Looking Ahead

California regroups in the aftermath of wildfires

The fires that burned over 200,000 acres of land in Northern California almost seemed like a sick, sad punctuation mark on a summer that already saw the United States rocked by major natural disasters. Normally I’d be writing about what to drink for fall and consider it a welcome relief from a summer flush with cheap rosé, but any other subject for a wine column seems almost irresponsibly trivial; it would be bad taste to talk about damage to wineries when there is the real human cost to consider. So far, only 11 wineries have sustained major damage, though with 42 people dead, over 7,000 structures burned, and countless losses to livelihoods, properties and jobs bring the damage not quite to the point of devastation for the industry, but well past the point of ruin for the people working in it.
So I won’t presume to be capable of assessing the damage here today, or coming up with any kind of immediate solutions to the harm that has been done to the American wine industry; the coming stalls and depletions, the questions of smoke taint or the recoverability of vines or fermentations occurring at the wrong temperatures, or even the darker issues of the sentimentality behind a history erased. Those are trivial things, because the craft of winemaking, the brands we like to drink and even the wine culture that defines us mean nothing when people are hurt and in trouble. And there is already a greater darkness in a billion-dollar wine and tourism industry that barely provided the housing and support for vineyard workers, restaurant employees and blue-collar society to begin with; a darkness only exacerbated by the fires, not created by them.
So consider our impact and our power. Work in a restaurant or retail wine program? Think of the positivity that can be done by getting behind a wine from Napa or Sonoma and making it thrive. Run a restaurant wine program? Maybe add another by-the-glass pour from an affected area. Maybe donate the profits from one of those pours to a relief effort. Move cases. When the time to rebuild happens, the groundwork for the funds to do so  will already be in place. And if you simply enjoy drinking wine, consider buying a bottle from the North Coast. Make it count, because the wines of the home country are always precious, and because there are so many amazing and talented people making it (not to mention selling and serving it) who need our help right now.
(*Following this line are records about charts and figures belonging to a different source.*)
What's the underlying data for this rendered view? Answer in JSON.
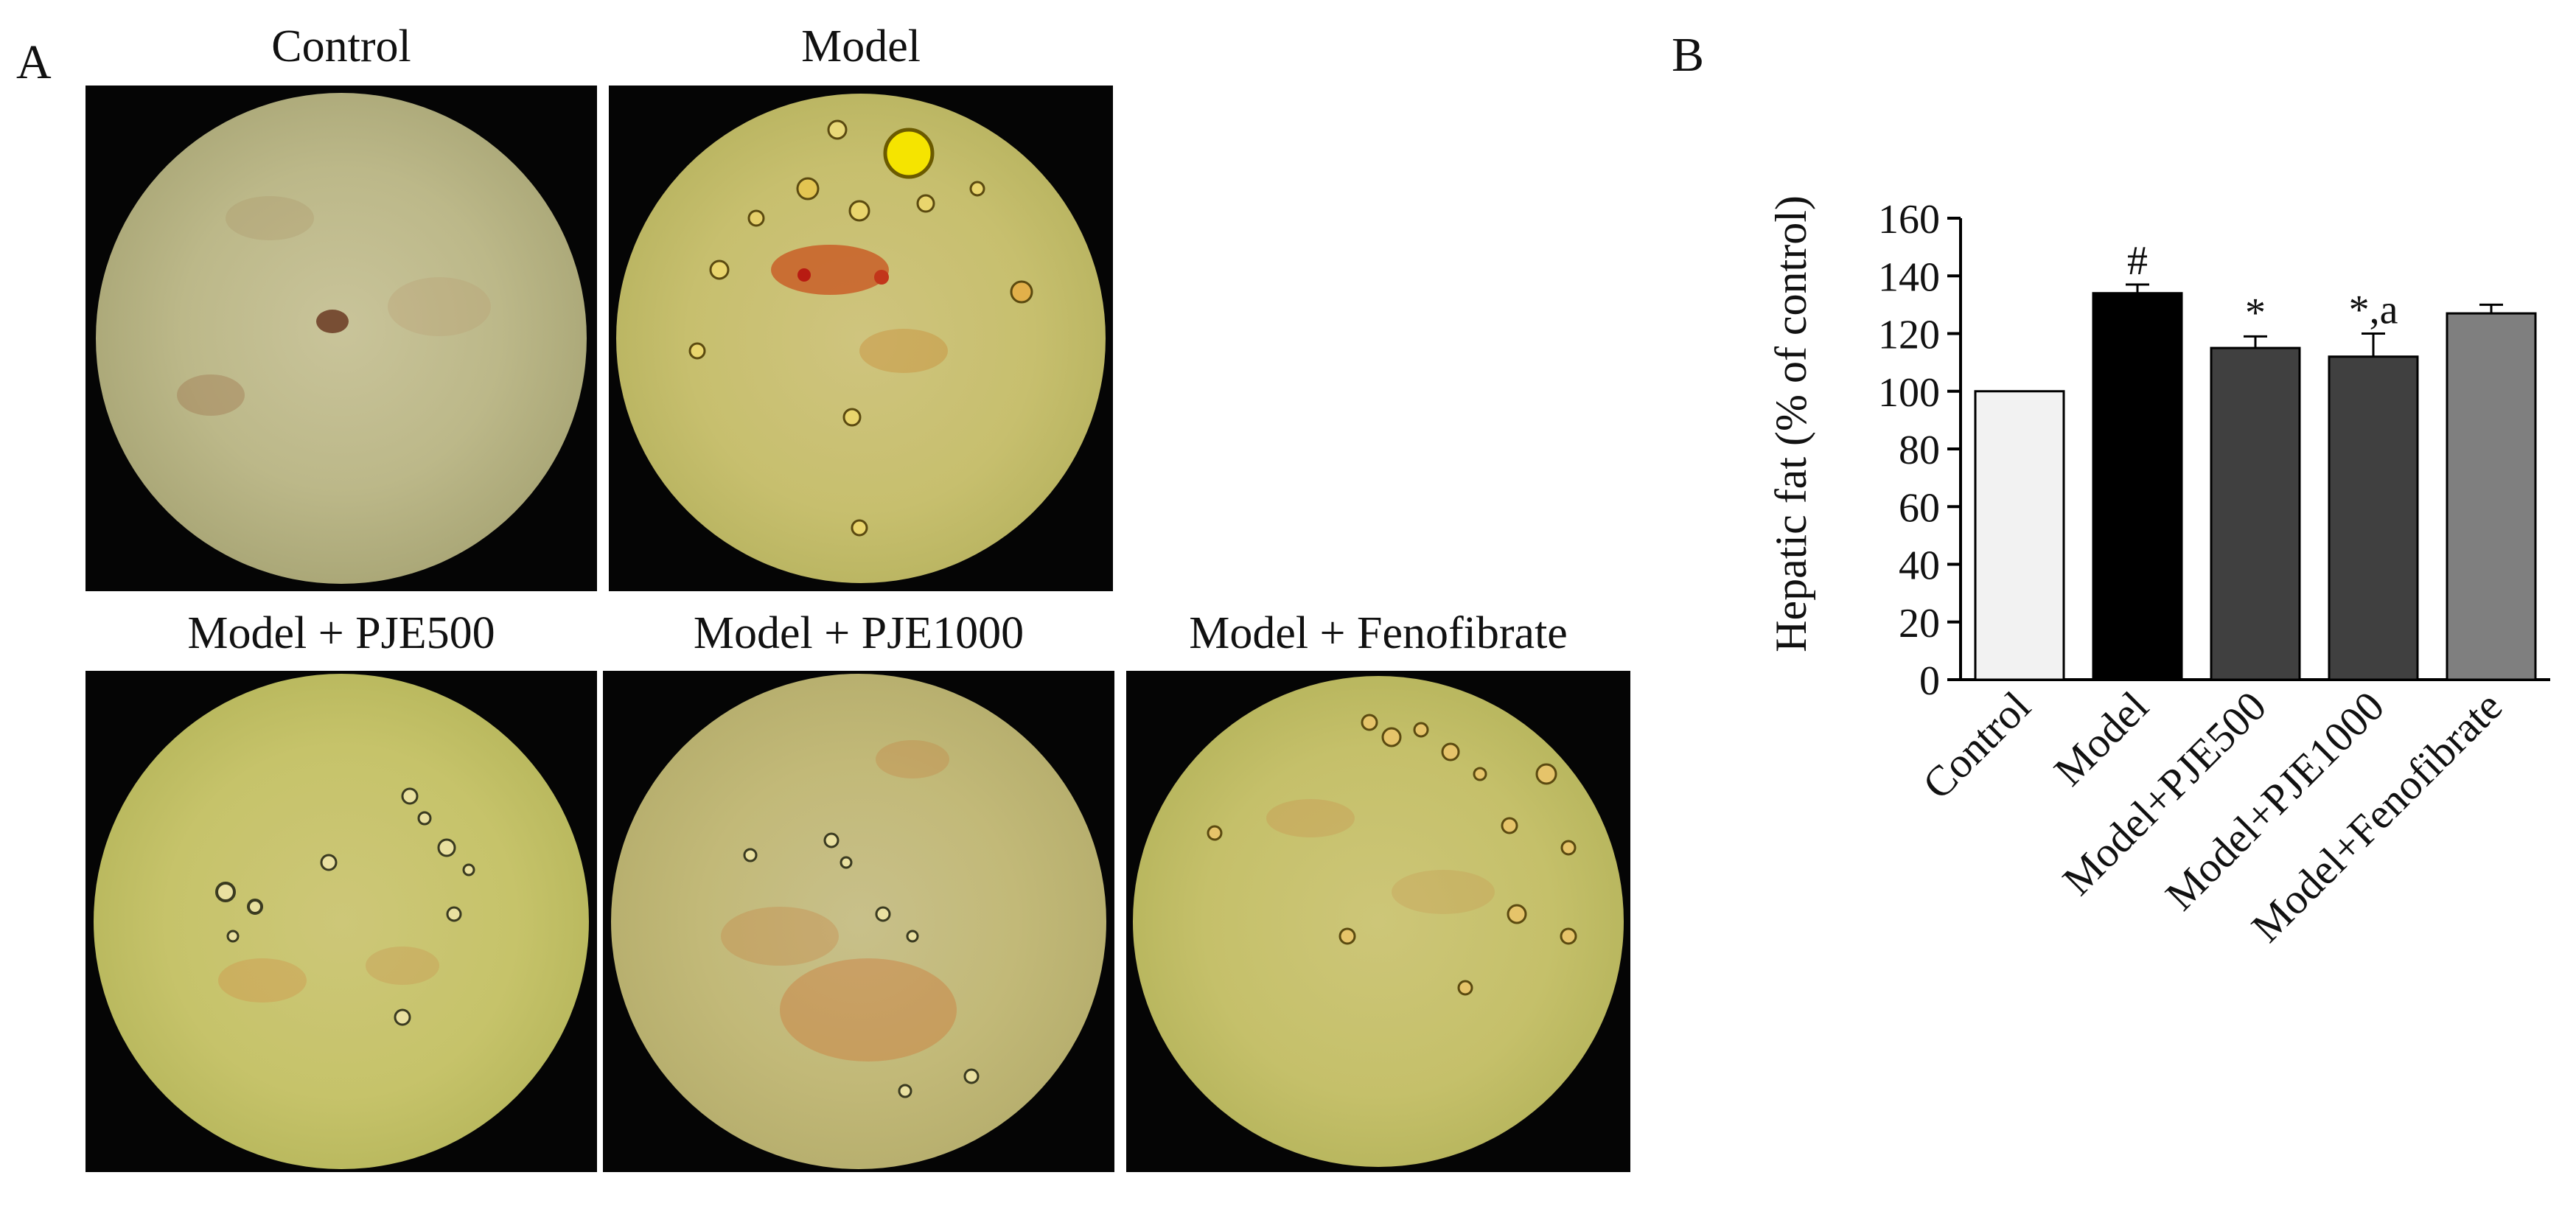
{
  "panel_a": {
    "letter": "A",
    "images": [
      {
        "label": "Control"
      },
      {
        "label": "Model"
      },
      {
        "label": "Model + PJE500"
      },
      {
        "label": "Model + PJE1000"
      },
      {
        "label": "Model + Fenofibrate"
      }
    ]
  },
  "panel_b": {
    "letter": "B"
  },
  "colors": {
    "control": "#f2f2f2",
    "model": "#000000",
    "pje500": "#404040",
    "pje1000": "#404040",
    "fenofibrate": "#7f7f7f"
  },
  "chart_data": {
    "type": "bar",
    "title": "",
    "ylabel": "Hepatic fat (% of control)",
    "xlabel": "",
    "ylim": [
      0,
      160
    ],
    "yticks": [
      0,
      20,
      40,
      60,
      80,
      100,
      120,
      140,
      160
    ],
    "categories": [
      "Control",
      "Model",
      "Model+PJE500",
      "Model+PJE1000",
      "Model+Fenofibrate"
    ],
    "values": [
      100,
      134,
      115,
      112,
      127
    ],
    "errors": [
      0,
      3,
      4,
      8,
      3
    ],
    "annotations": [
      "",
      "#",
      "*",
      "*,a",
      ""
    ]
  }
}
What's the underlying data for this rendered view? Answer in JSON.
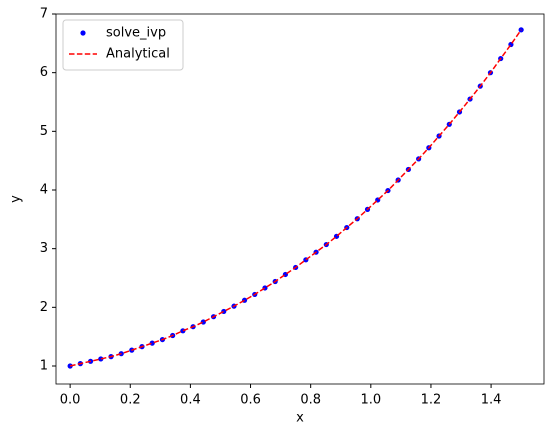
{
  "chart_data": {
    "type": "line",
    "xlabel": "x",
    "ylabel": "y",
    "x": [
      0,
      0.034,
      0.068,
      0.102,
      0.136,
      0.17,
      0.205,
      0.239,
      0.273,
      0.307,
      0.341,
      0.375,
      0.409,
      0.443,
      0.477,
      0.511,
      0.545,
      0.58,
      0.614,
      0.648,
      0.682,
      0.716,
      0.75,
      0.784,
      0.818,
      0.852,
      0.886,
      0.92,
      0.955,
      0.989,
      1.023,
      1.057,
      1.091,
      1.125,
      1.159,
      1.193,
      1.227,
      1.261,
      1.295,
      1.33,
      1.364,
      1.398,
      1.432,
      1.466,
      1.5
    ],
    "series": [
      {
        "name": "solve_ivp",
        "color": "#0000ff",
        "style": "points",
        "values": [
          1.0,
          1.04,
          1.08,
          1.12,
          1.16,
          1.21,
          1.27,
          1.33,
          1.39,
          1.45,
          1.52,
          1.6,
          1.67,
          1.75,
          1.84,
          1.93,
          2.02,
          2.12,
          2.22,
          2.33,
          2.44,
          2.56,
          2.68,
          2.81,
          2.94,
          3.07,
          3.21,
          3.36,
          3.51,
          3.67,
          3.83,
          3.99,
          4.17,
          4.35,
          4.53,
          4.72,
          4.92,
          5.12,
          5.33,
          5.55,
          5.77,
          6.0,
          6.24,
          6.48,
          6.73
        ]
      },
      {
        "name": "Analytical",
        "color": "#ff0000",
        "style": "dashed",
        "values": [
          1.0,
          1.04,
          1.08,
          1.12,
          1.16,
          1.21,
          1.27,
          1.33,
          1.39,
          1.45,
          1.52,
          1.6,
          1.67,
          1.75,
          1.84,
          1.93,
          2.02,
          2.12,
          2.22,
          2.33,
          2.44,
          2.56,
          2.68,
          2.81,
          2.94,
          3.07,
          3.21,
          3.36,
          3.51,
          3.67,
          3.83,
          3.99,
          4.17,
          4.35,
          4.53,
          4.72,
          4.92,
          5.12,
          5.33,
          5.55,
          5.77,
          6.0,
          6.24,
          6.48,
          6.73
        ]
      }
    ],
    "xlim": [
      -0.047,
      1.576
    ],
    "xticks": [
      {
        "value": 0,
        "label": "0.0"
      },
      {
        "value": 0.2,
        "label": "0.2"
      },
      {
        "value": 0.4,
        "label": "0.4"
      },
      {
        "value": 0.6,
        "label": "0.6"
      },
      {
        "value": 0.8,
        "label": "0.8"
      },
      {
        "value": 1,
        "label": "1.0"
      },
      {
        "value": 1.2,
        "label": "1.2"
      },
      {
        "value": 1.4,
        "label": "1.4"
      }
    ],
    "ylim": [
      0.693,
      7.0
    ],
    "yticks": [
      1,
      2,
      3,
      4,
      5,
      6,
      7
    ],
    "legend": "upper left",
    "grid": false
  }
}
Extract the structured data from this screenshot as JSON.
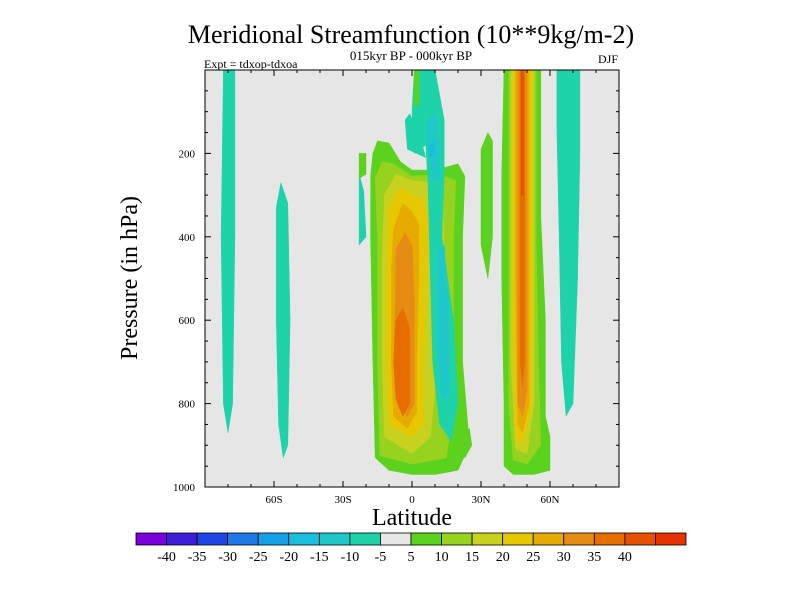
{
  "chart_data": {
    "type": "heatmap",
    "title": "Meridional Streamfunction (10**9kg/m-2)",
    "subtitle": "015kyr BP - 000kyr BP",
    "left_label": "Expt = tdxop-tdxoa",
    "right_label": "DJF",
    "xlabel": "Latitude",
    "ylabel": "Pressure (in hPa)",
    "xlim": [
      -90,
      90
    ],
    "ylim": [
      0,
      1000
    ],
    "y_reversed": true,
    "x_ticks": [
      {
        "value": -60,
        "label": "60S"
      },
      {
        "value": -30,
        "label": "30S"
      },
      {
        "value": 0,
        "label": "0"
      },
      {
        "value": 30,
        "label": "30N"
      },
      {
        "value": 60,
        "label": "60N"
      }
    ],
    "y_ticks": [
      {
        "value": 200,
        "label": "200"
      },
      {
        "value": 400,
        "label": "400"
      },
      {
        "value": 600,
        "label": "600"
      },
      {
        "value": 800,
        "label": "800"
      },
      {
        "value": 1000,
        "label": "1000"
      }
    ],
    "background_color": "#e6e6e6",
    "colorbar": {
      "colors": [
        "#7b00dc",
        "#3c1eda",
        "#1e46e6",
        "#1e78e6",
        "#14a0e6",
        "#19bedc",
        "#1ec8c8",
        "#1ed2aa",
        "#e6e6e6",
        "#5ad21e",
        "#96d21e",
        "#c8d21e",
        "#e6c800",
        "#e6aa00",
        "#e68c14",
        "#e66e00",
        "#e65000",
        "#e63200"
      ],
      "labels": [
        "-40",
        "-35",
        "-30",
        "-25",
        "-20",
        "-15",
        "-10",
        "-5",
        "5",
        "10",
        "15",
        "20",
        "25",
        "30",
        "35",
        "40"
      ]
    },
    "regions": [
      {
        "value": -7,
        "points": [
          [
            -82,
            0
          ],
          [
            -77,
            0
          ],
          [
            -77,
            400
          ],
          [
            -78,
            800
          ],
          [
            -80,
            870
          ],
          [
            -82,
            800
          ],
          [
            -83,
            400
          ]
        ]
      },
      {
        "value": -7,
        "points": [
          [
            -57,
            270
          ],
          [
            -54,
            320
          ],
          [
            -53,
            600
          ],
          [
            -54,
            900
          ],
          [
            -56,
            930
          ],
          [
            -58,
            850
          ],
          [
            -59,
            600
          ],
          [
            -59,
            330
          ]
        ]
      },
      {
        "value": -7,
        "points": [
          [
            -23,
            250
          ],
          [
            -21,
            290
          ],
          [
            -20,
            400
          ],
          [
            -23,
            420
          ]
        ]
      },
      {
        "value": 7,
        "points": [
          [
            -18,
            255
          ],
          [
            -17,
            200
          ],
          [
            -15,
            170
          ],
          [
            -10,
            175
          ],
          [
            -5,
            220
          ],
          [
            0,
            240
          ],
          [
            10,
            240
          ],
          [
            20,
            225
          ],
          [
            23,
            255
          ],
          [
            22,
            400
          ],
          [
            22,
            700
          ],
          [
            25,
            900
          ],
          [
            20,
            960
          ],
          [
            10,
            970
          ],
          [
            0,
            970
          ],
          [
            -10,
            960
          ],
          [
            -16,
            930
          ],
          [
            -17,
            700
          ],
          [
            -18,
            400
          ]
        ]
      },
      {
        "value": 12,
        "points": [
          [
            -16,
            260
          ],
          [
            -13,
            220
          ],
          [
            -8,
            225
          ],
          [
            0,
            255
          ],
          [
            12,
            250
          ],
          [
            19,
            265
          ],
          [
            18,
            420
          ],
          [
            18,
            800
          ],
          [
            15,
            930
          ],
          [
            0,
            945
          ],
          [
            -14,
            925
          ],
          [
            -15,
            700
          ],
          [
            -15,
            400
          ]
        ]
      },
      {
        "value": 17,
        "points": [
          [
            -12,
            300
          ],
          [
            -7,
            250
          ],
          [
            0,
            265
          ],
          [
            8,
            270
          ],
          [
            13,
            280
          ],
          [
            14,
            400
          ],
          [
            11,
            700
          ],
          [
            8,
            880
          ],
          [
            0,
            920
          ],
          [
            -12,
            880
          ],
          [
            -13,
            700
          ],
          [
            -13,
            450
          ]
        ]
      },
      {
        "value": 22,
        "points": [
          [
            -10,
            330
          ],
          [
            -5,
            280
          ],
          [
            0,
            300
          ],
          [
            5,
            310
          ],
          [
            7,
            360
          ],
          [
            6,
            500
          ],
          [
            5,
            700
          ],
          [
            5,
            850
          ],
          [
            0,
            880
          ],
          [
            -10,
            850
          ],
          [
            -11,
            700
          ],
          [
            -11,
            450
          ]
        ]
      },
      {
        "value": 27,
        "points": [
          [
            -8,
            380
          ],
          [
            -4,
            320
          ],
          [
            0,
            340
          ],
          [
            3,
            370
          ],
          [
            3,
            500
          ],
          [
            2,
            700
          ],
          [
            2,
            820
          ],
          [
            -2,
            860
          ],
          [
            -8,
            830
          ],
          [
            -9,
            700
          ],
          [
            -9,
            480
          ]
        ]
      },
      {
        "value": 32,
        "points": [
          [
            -7,
            430
          ],
          [
            -3,
            390
          ],
          [
            0,
            420
          ],
          [
            1,
            550
          ],
          [
            1,
            800
          ],
          [
            -2,
            830
          ],
          [
            -6,
            810
          ],
          [
            -8,
            700
          ],
          [
            -7,
            520
          ]
        ]
      },
      {
        "value": 37,
        "points": [
          [
            -7,
            600
          ],
          [
            -4,
            570
          ],
          [
            -1,
            620
          ],
          [
            -1,
            800
          ],
          [
            -4,
            830
          ],
          [
            -7,
            790
          ],
          [
            -8,
            700
          ]
        ]
      },
      {
        "value": -7,
        "points": [
          [
            1,
            0
          ],
          [
            10,
            0
          ],
          [
            14,
            120
          ],
          [
            14,
            250
          ],
          [
            13,
            400
          ],
          [
            18,
            600
          ],
          [
            20,
            800
          ],
          [
            17,
            890
          ],
          [
            12,
            850
          ],
          [
            9,
            700
          ],
          [
            8,
            500
          ],
          [
            7,
            280
          ],
          [
            6,
            180
          ],
          [
            1,
            200
          ],
          [
            0,
            100
          ]
        ]
      },
      {
        "value": -12,
        "points": [
          [
            6,
            130
          ],
          [
            10,
            100
          ],
          [
            12,
            180
          ],
          [
            12,
            270
          ],
          [
            9,
            260
          ],
          [
            7,
            200
          ]
        ]
      },
      {
        "value": -17,
        "points": [
          [
            8,
            180
          ],
          [
            10,
            170
          ],
          [
            10,
            200
          ],
          [
            8,
            210
          ]
        ]
      },
      {
        "value": -12,
        "points": [
          [
            11,
            430
          ],
          [
            14,
            420
          ],
          [
            16,
            600
          ],
          [
            16,
            780
          ],
          [
            13,
            790
          ],
          [
            11,
            650
          ]
        ]
      },
      {
        "value": -7,
        "points": [
          [
            -3,
            120
          ],
          [
            -1,
            105
          ],
          [
            3,
            150
          ],
          [
            6,
            210
          ],
          [
            -2,
            190
          ]
        ]
      },
      {
        "value": 7,
        "points": [
          [
            1,
            0
          ],
          [
            3,
            0
          ],
          [
            3,
            80
          ],
          [
            1,
            90
          ]
        ]
      },
      {
        "value": 7,
        "points": [
          [
            -20,
            200
          ],
          [
            -23,
            200
          ],
          [
            -23,
            260
          ],
          [
            -20,
            250
          ]
        ]
      },
      {
        "value": 7,
        "points": [
          [
            40,
            0
          ],
          [
            56,
            0
          ],
          [
            56,
            350
          ],
          [
            58,
            600
          ],
          [
            58,
            830
          ],
          [
            60,
            880
          ],
          [
            60,
            960
          ],
          [
            53,
            970
          ],
          [
            44,
            970
          ],
          [
            40,
            950
          ],
          [
            40,
            800
          ],
          [
            39,
            500
          ],
          [
            39,
            250
          ]
        ]
      },
      {
        "value": 12,
        "points": [
          [
            42,
            0
          ],
          [
            54,
            0
          ],
          [
            54,
            400
          ],
          [
            55,
            700
          ],
          [
            56,
            900
          ],
          [
            50,
            945
          ],
          [
            44,
            935
          ],
          [
            42,
            800
          ],
          [
            42,
            400
          ]
        ]
      },
      {
        "value": 17,
        "points": [
          [
            43,
            0
          ],
          [
            53,
            0
          ],
          [
            53,
            500
          ],
          [
            53,
            800
          ],
          [
            50,
            920
          ],
          [
            45,
            910
          ],
          [
            43,
            700
          ],
          [
            43,
            300
          ]
        ]
      },
      {
        "value": 22,
        "points": [
          [
            44,
            0
          ],
          [
            52,
            0
          ],
          [
            52,
            800
          ],
          [
            48,
            900
          ],
          [
            45,
            880
          ],
          [
            44,
            600
          ]
        ]
      },
      {
        "value": 27,
        "points": [
          [
            45,
            0
          ],
          [
            51,
            0
          ],
          [
            51,
            800
          ],
          [
            48,
            870
          ],
          [
            46,
            850
          ],
          [
            45,
            500
          ]
        ]
      },
      {
        "value": 32,
        "points": [
          [
            46,
            0
          ],
          [
            50,
            0
          ],
          [
            50,
            770
          ],
          [
            48,
            830
          ],
          [
            46,
            800
          ]
        ]
      },
      {
        "value": 37,
        "points": [
          [
            47,
            0
          ],
          [
            49,
            0
          ],
          [
            49,
            700
          ],
          [
            48,
            760
          ],
          [
            47,
            700
          ]
        ]
      },
      {
        "value": 42,
        "points": [
          [
            47.5,
            0
          ],
          [
            48.5,
            0
          ],
          [
            48.5,
            300
          ],
          [
            47.5,
            300
          ]
        ]
      },
      {
        "value": 7,
        "points": [
          [
            30,
            190
          ],
          [
            33,
            150
          ],
          [
            35,
            170
          ],
          [
            35,
            400
          ],
          [
            33,
            500
          ],
          [
            30,
            420
          ]
        ]
      },
      {
        "value": 7,
        "points": [
          [
            22,
            870
          ],
          [
            25,
            860
          ],
          [
            26,
            900
          ],
          [
            23,
            930
          ]
        ]
      },
      {
        "value": -7,
        "points": [
          [
            63,
            0
          ],
          [
            73,
            0
          ],
          [
            73,
            200
          ],
          [
            72,
            500
          ],
          [
            70,
            800
          ],
          [
            67,
            830
          ],
          [
            65,
            700
          ],
          [
            64,
            400
          ],
          [
            63,
            150
          ]
        ]
      }
    ]
  }
}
Even though there are 11 wineries destroyed, the network of damage has spiderwebbed out to affect almost everyone. Here are some wines that I have noticed are visibly dedicated not just to affected vineyard land, but to prominent efforts to provide support and relief.

Hirsch wines are, by their very nature, small-production and hard to come by in New Mexico. They are already sold out of their latest vintage on the website, and what few cases are left in the state are selling fast. Local fine-dining restaurant Arroyo Vino hosted Jasmine Hirsch as a guest of honor at an auction dinner that raised almost $10,000 in support of fire relief, and the winery has been a visible advocate for many efforts to rebuild. David Hirsch has been growing grapes on a volcanic fault line adjacent to the Pacific Ocean in the farthest extreme of the Sonoma Coast, and his line of pinot noirs reflect a profound meditation on California terroir. This 2015 San Andreas Fault pinot noir ($66) reflects a blend of different soil parcels, vinified separately and crafted into something truly sublime.

Lioco is rooted in more than one aspect of the California wine industry. The lovechild of Matthew Licklider and Kevin O'Connor (a wine importer and the former wine director at Spago, respectively), Lioco has always been intimately tied both to the reputed vineyards from which they source their fruit and the extensive network of restaurants that support their wines. The support and outreach for which Lioco has advocated, not to mention the events and deals and donations that the winery has developed since the fires began, has been remarkable and commendable. And their wines are incredibly unique, neither would-be dupes for European originals or homogenous examples of an all-American "house style," but something else entirely—almost crystal-clear interpretations of classic grape varieties. Their entry-level Sonoma County chardonnay ($24) is entirely unoaked and scintillatingly transparent, all lemon and mineral, full of grace.

Both vines and the old farmhouse at Robert Sinskey vineyards have burned to the ground, though the damage is not all-consuming. Still, this is a winery that would benefit deeply from very direct support. The estate grown 2013 Point of View ($34) is a Right Bank Bordeaux style blend crafted from biodynamically farmed land in Los Carneros. A staunch supporter of sustainable viticulture and outspoken advocate for environmental activism, this winery is fighting the good fight in more ways than one these days. Fruity but earthy, the POV needs time and air to open up, but with patience this wine reveals its complex charms.